A report into the service by the public accounts committee (PAC), said that there had been ‘a number of shortcomings in relation to the SBS’s involvement with government regulation’.
The report also said that many small businesses found it difficult to understand and access the various support programmes on offer. It claimed an action plan should be drawn up to cut the number of different programmes from 3000 to fewer than 100.
Mark Prisk MP, shadow minister for small business, said the any ‘simplification’ of the SBS would be ‘meaningless’ if the true cost of red tape for businesses could not be measured.
The SBS was set up in 2000 as an executive agency within the Department of Trade and Industry (DTI). Its aim was to oversee government policies and plans for small businesses.
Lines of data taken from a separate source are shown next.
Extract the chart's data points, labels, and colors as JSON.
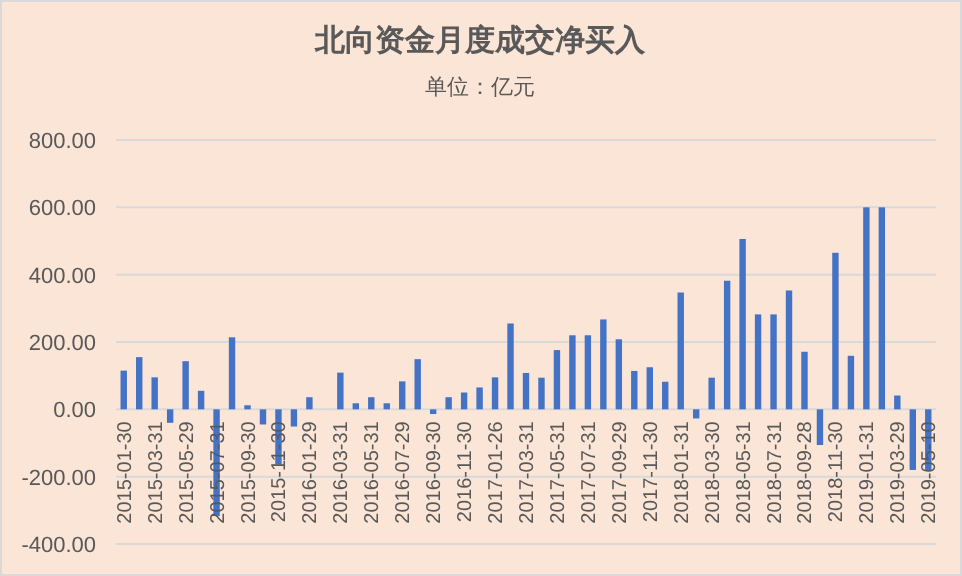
{
  "chart_data": {
    "type": "bar",
    "title": "北向资金月度成交净买入",
    "subtitle": "单位：亿元",
    "categories": [
      "2015-01-30",
      null,
      "2015-03-31",
      null,
      "2015-05-29",
      null,
      "2015-07-31",
      null,
      "2015-09-30",
      null,
      "2015-11-30",
      null,
      "2016-01-29",
      null,
      "2016-03-31",
      null,
      "2016-05-31",
      null,
      "2016-07-29",
      null,
      "2016-09-30",
      null,
      "2016-11-30",
      null,
      "2017-01-26",
      null,
      "2017-03-31",
      null,
      "2017-05-31",
      null,
      "2017-07-31",
      null,
      "2017-09-29",
      null,
      "2017-11-30",
      null,
      "2018-01-31",
      null,
      "2018-03-30",
      null,
      "2018-05-31",
      null,
      "2018-07-31",
      null,
      "2018-09-28",
      null,
      "2018-11-30",
      null,
      "2019-01-31",
      null,
      "2019-03-29",
      null,
      "2019-05-10"
    ],
    "values": [
      115,
      155,
      95,
      -40,
      143,
      55,
      -317,
      214,
      12,
      -45,
      -164,
      -51,
      36,
      0,
      109,
      18,
      36,
      18,
      83,
      149,
      -14,
      36,
      50,
      65,
      95,
      255,
      108,
      94,
      176,
      220,
      220,
      267,
      208,
      114,
      125,
      82,
      347,
      -27,
      94,
      382,
      506,
      282,
      282,
      353,
      171,
      -106,
      465,
      159,
      600,
      600,
      41,
      -180,
      -180
    ],
    "color": "#4472c4",
    "ylim": [
      -400,
      800
    ],
    "yticks": [
      {
        "value": -400,
        "label": "-400.00"
      },
      {
        "value": -200,
        "label": "-200.00"
      },
      {
        "value": 0,
        "label": "0.00"
      },
      {
        "value": 200,
        "label": "200.00"
      },
      {
        "value": 400,
        "label": "400.00"
      },
      {
        "value": 600,
        "label": "600.00"
      },
      {
        "value": 800,
        "label": "800.00"
      }
    ],
    "grid": "y"
  }
}
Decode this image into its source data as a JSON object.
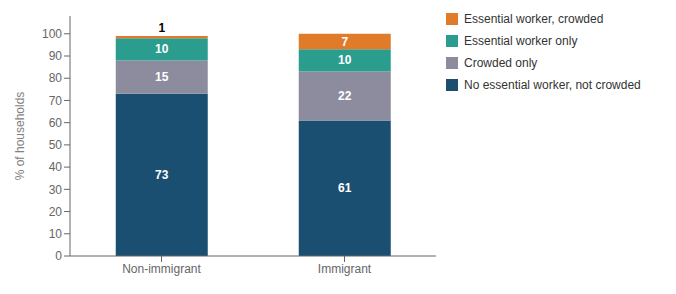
{
  "chart_data": {
    "type": "bar",
    "stacked": true,
    "categories": [
      "Non-immigrant",
      "Immigrant"
    ],
    "series": [
      {
        "name": "No essential worker, not crowded",
        "color": "#1b4f72",
        "values": [
          73,
          61
        ]
      },
      {
        "name": "Crowded only",
        "color": "#8c8c9e",
        "values": [
          15,
          22
        ]
      },
      {
        "name": "Essential worker only",
        "color": "#2a9d8f",
        "values": [
          10,
          10
        ]
      },
      {
        "name": "Essential worker, crowded",
        "color": "#e07b2a",
        "values": [
          1,
          7
        ]
      }
    ],
    "ylabel": "% of households",
    "ylim": [
      0,
      108
    ],
    "yticks": [
      0,
      10,
      20,
      30,
      40,
      50,
      60,
      70,
      80,
      90,
      100
    ],
    "data_labels": true,
    "legend": "right",
    "grid": false
  }
}
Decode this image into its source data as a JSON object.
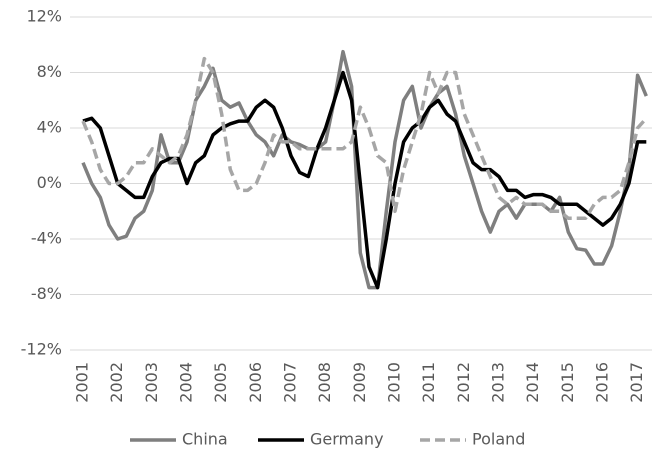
{
  "chart_data": {
    "type": "line",
    "x": [
      2001,
      2001.25,
      2001.5,
      2001.75,
      2002,
      2002.25,
      2002.5,
      2002.75,
      2003,
      2003.25,
      2003.5,
      2003.75,
      2004,
      2004.25,
      2004.5,
      2004.75,
      2005,
      2005.25,
      2005.5,
      2005.75,
      2006,
      2006.25,
      2006.5,
      2006.75,
      2007,
      2007.25,
      2007.5,
      2007.75,
      2008,
      2008.25,
      2008.5,
      2008.75,
      2009,
      2009.25,
      2009.5,
      2009.75,
      2010,
      2010.25,
      2010.5,
      2010.75,
      2011,
      2011.25,
      2011.5,
      2011.75,
      2012,
      2012.25,
      2012.5,
      2012.75,
      2013,
      2013.25,
      2013.5,
      2013.75,
      2014,
      2014.25,
      2014.5,
      2014.75,
      2015,
      2015.25,
      2015.5,
      2015.75,
      2016,
      2016.25,
      2016.5,
      2016.75,
      2017,
      2017.25
    ],
    "series": [
      {
        "name": "China",
        "color": "#7f7f7f",
        "dash": false,
        "values": [
          1.5,
          0,
          -1,
          -3,
          -4,
          -3.8,
          -2.5,
          -2,
          -0.5,
          3.5,
          1.5,
          1.5,
          3,
          6,
          7,
          8.3,
          6,
          5.5,
          5.8,
          4.5,
          3.5,
          3,
          2,
          3.5,
          3,
          2.8,
          2.5,
          2.5,
          3,
          6,
          9.5,
          7,
          -5,
          -7.5,
          -7.5,
          -2,
          3,
          6,
          7,
          4,
          5.5,
          6.5,
          7,
          5,
          2,
          0,
          -2,
          -3.5,
          -2,
          -1.5,
          -2.5,
          -1.5,
          -1.5,
          -1.5,
          -2,
          -1,
          -3.5,
          -4.7,
          -4.8,
          -5.8,
          -5.8,
          -4.5,
          -2,
          1,
          7.8,
          6.3
        ]
      },
      {
        "name": "Germany",
        "color": "#000000",
        "dash": false,
        "values": [
          4.5,
          4.7,
          4,
          2,
          0,
          -0.5,
          -1,
          -1,
          0.5,
          1.5,
          1.8,
          1.8,
          0,
          1.5,
          2,
          3.5,
          4,
          4.3,
          4.5,
          4.5,
          5.5,
          6,
          5.5,
          4,
          2,
          0.8,
          0.5,
          2.5,
          4,
          6,
          8,
          6,
          0,
          -6,
          -7.5,
          -4,
          0,
          3,
          4,
          4.5,
          5.5,
          6,
          5,
          4.5,
          3,
          1.5,
          1,
          1,
          0.5,
          -0.5,
          -0.5,
          -1,
          -0.8,
          -0.8,
          -1,
          -1.5,
          -1.5,
          -1.5,
          -2,
          -2.5,
          -3,
          -2.5,
          -1.5,
          0,
          3,
          3
        ]
      },
      {
        "name": "Poland",
        "color": "#a6a6a6",
        "dash": true,
        "values": [
          4.5,
          3,
          1,
          0,
          0,
          0.5,
          1.5,
          1.5,
          2.5,
          2,
          1.5,
          2,
          3.5,
          6,
          9,
          8,
          5,
          1,
          -0.5,
          -0.5,
          0,
          1.5,
          3.5,
          3,
          3,
          2.5,
          2.5,
          2.5,
          2.5,
          2.5,
          2.5,
          3,
          5.5,
          4,
          2,
          1.5,
          -2,
          1,
          3,
          5,
          8,
          6.5,
          8,
          8,
          5,
          3.5,
          2,
          0.5,
          -1,
          -1.5,
          -1,
          -1.5,
          -1.5,
          -1.5,
          -2,
          -2,
          -2.5,
          -2.5,
          -2.5,
          -1.5,
          -1,
          -1,
          -0.5,
          1.5,
          4,
          4.7
        ]
      }
    ],
    "xlim": [
      2001,
      2017.3
    ],
    "xticks": [
      2001,
      2002,
      2003,
      2004,
      2005,
      2006,
      2007,
      2008,
      2009,
      2010,
      2011,
      2012,
      2013,
      2014,
      2015,
      2016,
      2017
    ],
    "ylim": [
      -12,
      12
    ],
    "yticks": [
      {
        "value": -12,
        "label": "-12%"
      },
      {
        "value": -8,
        "label": "-8%"
      },
      {
        "value": -4,
        "label": "-4%"
      },
      {
        "value": 0,
        "label": "0%"
      },
      {
        "value": 4,
        "label": "4%"
      },
      {
        "value": 8,
        "label": "8%"
      },
      {
        "value": 12,
        "label": "12%"
      }
    ],
    "grid": true,
    "legend": "bottom"
  }
}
In addition it was supposed to deliver some business support services.
However, in 2006 it was announced that the SBS was losing its executive agency status and would operate as a unit with the DTI’s Enterprise and Business Group.
The new focus would be to concentrate on supporting entrepreneurs, and influence the business environment.
The recent PAC report said that ‘the old SBS failed to convince us that it was contributing cost-effectively’ to government aims, and the new unit would need to do better to show that ‘its benefits exceed its costs’.